Treatment of UTI in an Elderly Male

Mark E. Williams, MD

Disclosures

October 09, 2002

Question

What is the best approach to management of a urinary tract infection (UTI) in an 83-year-old man with symptoms of urinary frequency and urgency without dysuria? He also has chronic obstructive pulmonary disease (COPD), predominantly chronic bronchitis, and isolated systolic hypertension. His serum creatinine is normal. The urinalysis showed pyuria. After taking ciprofloxacin 250 mg twice a day for 7 days, this decreased from 35-45 leukocytes/mm3 to 15-20.

Response from Mark E. Williams, MD

Urinary tract infection, usually asymptomatic, is the most common bacterial infection in elderly people. In the general elderly population older than 80 years of age, UTI occurs in as many as 50% of women and 20% of men. The prevalence is lower in people living at home and is highest in seniors who are hospitalized or living in long-term-care facilities. Several recent reviews of this topic are available.[1,2,3]

Two important differences exist in elderly patients with respect to pathogenesis of UTI as compared with infections typically seen in younger women: (1) the presence of bacterial biofilms on the bladder wall and (2) residual urine, which forms the nutritional substrate to support continued bacterial growth. In addition, antibacterial prostatic secretions decrease in men as they age. UTIs most commonly occur in older men with prostatic disease, bladder outlet obstruction, or after urinary tract instrumentation.

Pyuria, the presence of leukocytes in the urine, demonstrates a host's response to infection. A count of 10 leukocytes/mm3 or greater is considered abnormal. Microscopic examination of Gram-stained midstream urine is a practical way to provide information on bacterial presence. Obtaining a urine culture with microbial sensitivities is very important as well.

In men, unlike in women, a urine culture growing more than 1000 colony-forming units (CFU) of a pathogen per mL of urine is indicative of a UTI. Elderly men with lower tract symptoms should be treated for 7-14 days. Fluoroquinolones are probably the preferred empiric therapy because the resistance rates to amoxicillin and to trimethoprim-sulfamethoxazole (TMP/SMX) in community-acquired Escherichia coli infection is approaching 20%. Consensus regarding the need for a urologic work-up in men with UTIs is lacking.

Escherichia coli is the organism that is the most frequent cause of UTI in elderly women. For men, Proteus mirabilis is the most frequently isolated organism in the long-term-care setting.

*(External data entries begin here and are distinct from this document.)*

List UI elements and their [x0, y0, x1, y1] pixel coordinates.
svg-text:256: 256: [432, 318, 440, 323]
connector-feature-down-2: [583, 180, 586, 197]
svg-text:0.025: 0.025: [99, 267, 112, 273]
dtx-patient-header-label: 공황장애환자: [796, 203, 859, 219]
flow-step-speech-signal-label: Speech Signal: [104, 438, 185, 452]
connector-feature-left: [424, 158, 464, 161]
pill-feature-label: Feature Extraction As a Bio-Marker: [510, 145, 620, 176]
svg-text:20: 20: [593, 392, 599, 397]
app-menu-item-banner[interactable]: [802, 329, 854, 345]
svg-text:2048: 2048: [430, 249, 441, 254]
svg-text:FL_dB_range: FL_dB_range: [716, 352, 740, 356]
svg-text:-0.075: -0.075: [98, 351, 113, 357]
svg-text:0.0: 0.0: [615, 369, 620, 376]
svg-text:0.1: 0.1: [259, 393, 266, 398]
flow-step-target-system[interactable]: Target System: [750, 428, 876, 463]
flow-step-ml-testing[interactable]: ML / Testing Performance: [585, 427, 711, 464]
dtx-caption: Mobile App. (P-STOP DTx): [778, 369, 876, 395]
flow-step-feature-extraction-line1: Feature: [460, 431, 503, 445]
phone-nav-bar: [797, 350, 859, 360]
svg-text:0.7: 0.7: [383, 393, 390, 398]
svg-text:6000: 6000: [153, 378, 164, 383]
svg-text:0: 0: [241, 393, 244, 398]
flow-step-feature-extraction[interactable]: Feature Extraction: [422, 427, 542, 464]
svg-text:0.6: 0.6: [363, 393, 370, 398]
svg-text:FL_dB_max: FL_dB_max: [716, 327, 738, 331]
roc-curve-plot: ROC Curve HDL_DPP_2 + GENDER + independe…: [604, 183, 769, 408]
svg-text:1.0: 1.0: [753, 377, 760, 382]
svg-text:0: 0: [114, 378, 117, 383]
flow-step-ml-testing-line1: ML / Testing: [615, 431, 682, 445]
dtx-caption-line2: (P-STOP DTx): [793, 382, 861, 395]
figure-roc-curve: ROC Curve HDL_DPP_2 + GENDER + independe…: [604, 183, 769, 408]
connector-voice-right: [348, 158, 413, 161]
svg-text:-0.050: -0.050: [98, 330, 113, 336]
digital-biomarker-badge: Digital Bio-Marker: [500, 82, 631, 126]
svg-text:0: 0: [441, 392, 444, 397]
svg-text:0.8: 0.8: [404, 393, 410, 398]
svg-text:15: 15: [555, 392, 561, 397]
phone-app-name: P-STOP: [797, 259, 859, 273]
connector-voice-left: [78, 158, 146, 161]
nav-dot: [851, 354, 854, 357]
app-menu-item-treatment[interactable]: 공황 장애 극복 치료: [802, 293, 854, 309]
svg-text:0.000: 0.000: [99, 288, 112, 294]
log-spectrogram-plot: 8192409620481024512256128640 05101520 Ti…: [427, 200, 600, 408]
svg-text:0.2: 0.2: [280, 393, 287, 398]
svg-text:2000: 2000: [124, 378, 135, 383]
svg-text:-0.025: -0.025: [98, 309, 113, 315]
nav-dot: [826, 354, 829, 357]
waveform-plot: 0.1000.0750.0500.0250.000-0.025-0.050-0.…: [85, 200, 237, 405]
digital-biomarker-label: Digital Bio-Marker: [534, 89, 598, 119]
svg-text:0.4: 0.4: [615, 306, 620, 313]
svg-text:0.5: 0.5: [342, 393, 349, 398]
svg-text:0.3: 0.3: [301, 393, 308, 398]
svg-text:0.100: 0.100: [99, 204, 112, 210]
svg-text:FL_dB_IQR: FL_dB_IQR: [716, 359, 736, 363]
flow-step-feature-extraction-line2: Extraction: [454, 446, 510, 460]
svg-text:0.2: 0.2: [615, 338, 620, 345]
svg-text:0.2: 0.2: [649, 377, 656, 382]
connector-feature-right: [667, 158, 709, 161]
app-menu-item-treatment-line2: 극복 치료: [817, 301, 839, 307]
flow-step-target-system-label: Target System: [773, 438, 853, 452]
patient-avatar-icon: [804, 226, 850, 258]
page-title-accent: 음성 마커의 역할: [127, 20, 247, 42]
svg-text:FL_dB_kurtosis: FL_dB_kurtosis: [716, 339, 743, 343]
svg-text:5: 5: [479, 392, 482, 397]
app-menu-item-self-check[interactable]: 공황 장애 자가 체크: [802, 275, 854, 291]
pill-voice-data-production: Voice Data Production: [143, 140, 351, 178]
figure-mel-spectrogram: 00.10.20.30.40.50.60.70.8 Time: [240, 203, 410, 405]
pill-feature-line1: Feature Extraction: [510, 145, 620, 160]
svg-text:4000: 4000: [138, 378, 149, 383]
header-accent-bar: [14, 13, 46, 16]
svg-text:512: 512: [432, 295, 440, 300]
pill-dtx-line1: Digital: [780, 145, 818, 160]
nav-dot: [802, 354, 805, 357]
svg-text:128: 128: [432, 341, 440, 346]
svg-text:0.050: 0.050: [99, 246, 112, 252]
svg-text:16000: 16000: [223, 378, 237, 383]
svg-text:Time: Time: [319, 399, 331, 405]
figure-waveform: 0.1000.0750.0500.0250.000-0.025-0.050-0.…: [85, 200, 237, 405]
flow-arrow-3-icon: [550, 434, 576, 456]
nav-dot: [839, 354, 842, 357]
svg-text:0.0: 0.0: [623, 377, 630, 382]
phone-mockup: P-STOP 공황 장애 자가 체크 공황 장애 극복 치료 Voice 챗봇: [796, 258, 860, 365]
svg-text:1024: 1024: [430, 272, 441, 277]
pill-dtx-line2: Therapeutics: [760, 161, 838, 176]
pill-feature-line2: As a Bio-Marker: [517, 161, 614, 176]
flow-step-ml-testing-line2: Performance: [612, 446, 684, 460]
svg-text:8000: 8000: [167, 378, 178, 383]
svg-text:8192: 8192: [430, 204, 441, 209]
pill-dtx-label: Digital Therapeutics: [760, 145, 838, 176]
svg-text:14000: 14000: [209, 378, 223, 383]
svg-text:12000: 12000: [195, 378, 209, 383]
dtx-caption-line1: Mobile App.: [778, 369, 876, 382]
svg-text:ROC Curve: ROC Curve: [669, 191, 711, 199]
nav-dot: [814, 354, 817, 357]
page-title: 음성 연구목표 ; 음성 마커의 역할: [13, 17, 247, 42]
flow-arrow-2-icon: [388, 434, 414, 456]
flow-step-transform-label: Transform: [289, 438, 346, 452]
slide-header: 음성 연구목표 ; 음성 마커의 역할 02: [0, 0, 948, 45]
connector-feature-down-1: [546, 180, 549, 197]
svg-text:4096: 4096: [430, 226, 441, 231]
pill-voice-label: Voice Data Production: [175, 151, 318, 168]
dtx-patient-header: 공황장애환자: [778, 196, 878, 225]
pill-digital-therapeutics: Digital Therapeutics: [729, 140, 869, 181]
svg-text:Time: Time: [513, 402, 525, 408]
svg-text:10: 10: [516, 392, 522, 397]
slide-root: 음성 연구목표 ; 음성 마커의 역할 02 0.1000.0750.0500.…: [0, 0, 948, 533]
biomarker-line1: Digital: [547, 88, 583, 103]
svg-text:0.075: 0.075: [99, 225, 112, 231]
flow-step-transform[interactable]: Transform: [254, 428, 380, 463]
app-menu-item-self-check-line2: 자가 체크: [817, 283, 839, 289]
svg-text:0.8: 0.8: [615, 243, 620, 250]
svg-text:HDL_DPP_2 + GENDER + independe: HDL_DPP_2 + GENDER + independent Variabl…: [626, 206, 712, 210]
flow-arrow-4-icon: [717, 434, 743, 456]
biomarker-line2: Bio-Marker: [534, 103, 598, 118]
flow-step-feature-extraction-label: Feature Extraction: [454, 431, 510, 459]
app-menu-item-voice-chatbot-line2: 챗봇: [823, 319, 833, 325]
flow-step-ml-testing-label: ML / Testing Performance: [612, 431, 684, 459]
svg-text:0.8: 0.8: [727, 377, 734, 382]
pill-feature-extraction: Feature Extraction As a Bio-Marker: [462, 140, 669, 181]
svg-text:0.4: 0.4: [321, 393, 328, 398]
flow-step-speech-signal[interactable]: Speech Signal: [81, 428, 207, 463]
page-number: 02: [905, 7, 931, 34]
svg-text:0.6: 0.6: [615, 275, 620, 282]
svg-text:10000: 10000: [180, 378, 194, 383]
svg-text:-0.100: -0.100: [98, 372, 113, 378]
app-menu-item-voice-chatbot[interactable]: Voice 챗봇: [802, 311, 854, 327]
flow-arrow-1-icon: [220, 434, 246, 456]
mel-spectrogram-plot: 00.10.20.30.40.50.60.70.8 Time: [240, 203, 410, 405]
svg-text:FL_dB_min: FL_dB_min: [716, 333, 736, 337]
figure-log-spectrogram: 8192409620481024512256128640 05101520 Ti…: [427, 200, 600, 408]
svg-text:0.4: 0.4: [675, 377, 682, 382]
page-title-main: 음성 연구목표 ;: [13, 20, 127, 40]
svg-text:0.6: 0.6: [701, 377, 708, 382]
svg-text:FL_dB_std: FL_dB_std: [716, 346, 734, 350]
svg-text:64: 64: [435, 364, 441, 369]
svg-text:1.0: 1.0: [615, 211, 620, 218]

Other frequently isolated Gram-negative bacilli are Klebsiella pneumoniae and multidrug-resistant Gram-negative bacilli, including Enterobacter, Citrobacter, Pseudomonas aeruginosa, and Providencia. Among Gram-positive organisms, coagulase-negative Staphylococci, Enterococci, and Group B Streptococci are most frequently isolated.

Given these issues, a reasonable course for the patient under discussion would be to treat for a full 14 days with a fluoroquinolone. If the symptoms did not resolve, then obtain a urine culture (after at least 48 hours off of antibiotics) and await the results. Adjust the antibiotic coverage based on results of the culture and sensitivities. If the culture happens to show Staphylococcus aureus, then a search for occult staph infection (such as bacterial endocarditis) is warranted. Renal ultrasound to rule out unilateral obstruction is also sometimes useful. Urologic evaluation to relieve possible bladder outlet obstruction (determined by checking the postvoid residual urine) is another diagnostic option for chronic UTI.